Olga Gnedovskaya

Personal information
- Full name: Olga Gnedovskaya
- National team: Uzbekistan
- Born: 15 August 1989 (age 36) Tashkent, Uzbek SSR, Soviet Union
- Height: 1.75 m (5 ft 9 in)
- Weight: 60 kg (132 lb)

Sport
- Sport: Swimming
- Strokes: Backstroke

= Olga Gnedovskaya =

Uzbekistani swimmer (born 1989)

Olga Gnedovskaya (Ольга Гнедовская; born August 15, 1989) is an Uzbekistani former swimmer, who specialized in backstroke events. Gnedovskaya qualified for the women's 100 m backstroke, as Uzbekistan's youngest swimmer (aged 14), at the 2004 Summer Olympics in Athens. She cleared a FINA B-standard entry time of 1:05.42 from the Russian Championships in Moscow.

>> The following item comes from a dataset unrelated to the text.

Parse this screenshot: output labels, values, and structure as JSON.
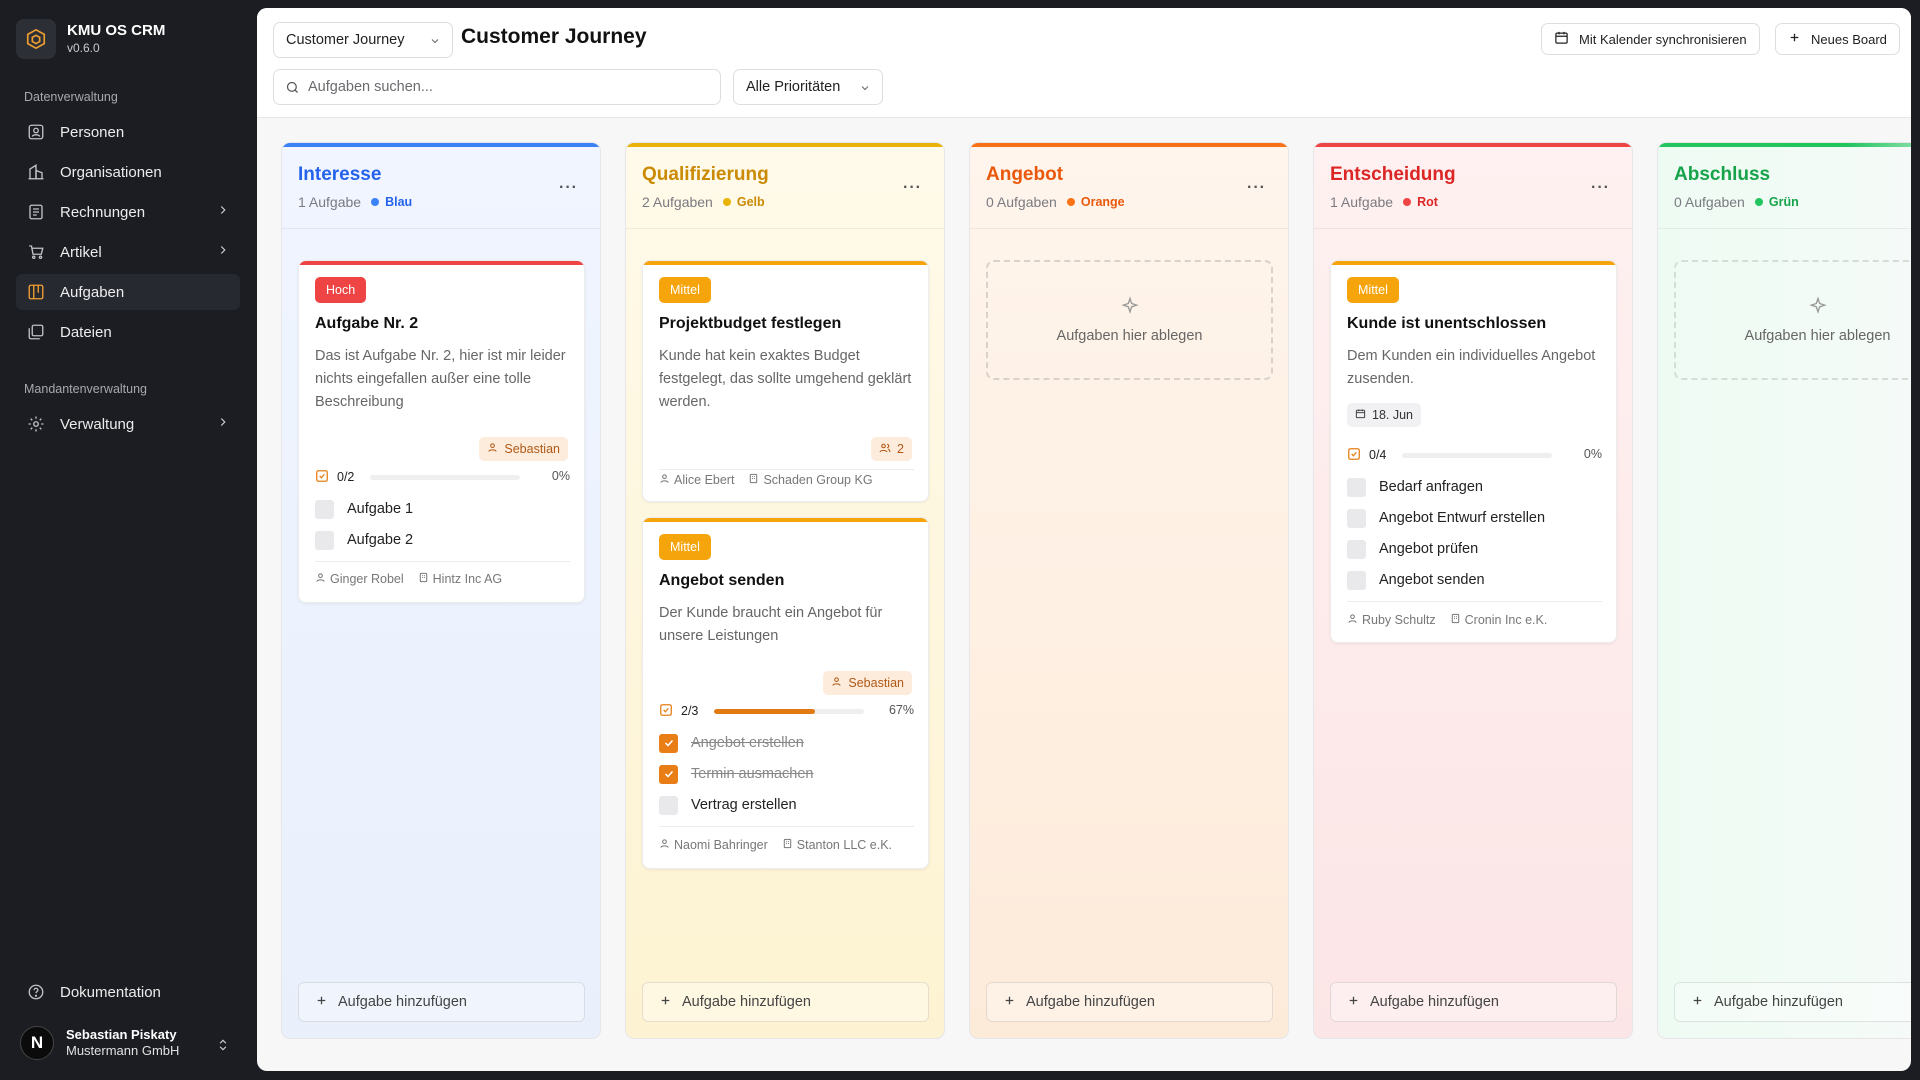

She challenged seven other swimmers in heat two, including Kazakhstan's Anastassiya Prilepa, who shared the same age with Gnedovskaya. She rounded out the field to last place in 1:15.33, nearly 10 seconds off her entry time. Gnedovskaya failed to advance into the semifinals, as she placed forty-first overall in the preliminaries.

After her competitive career, Gnedovskaya opened a youth swimming center in Tashkent.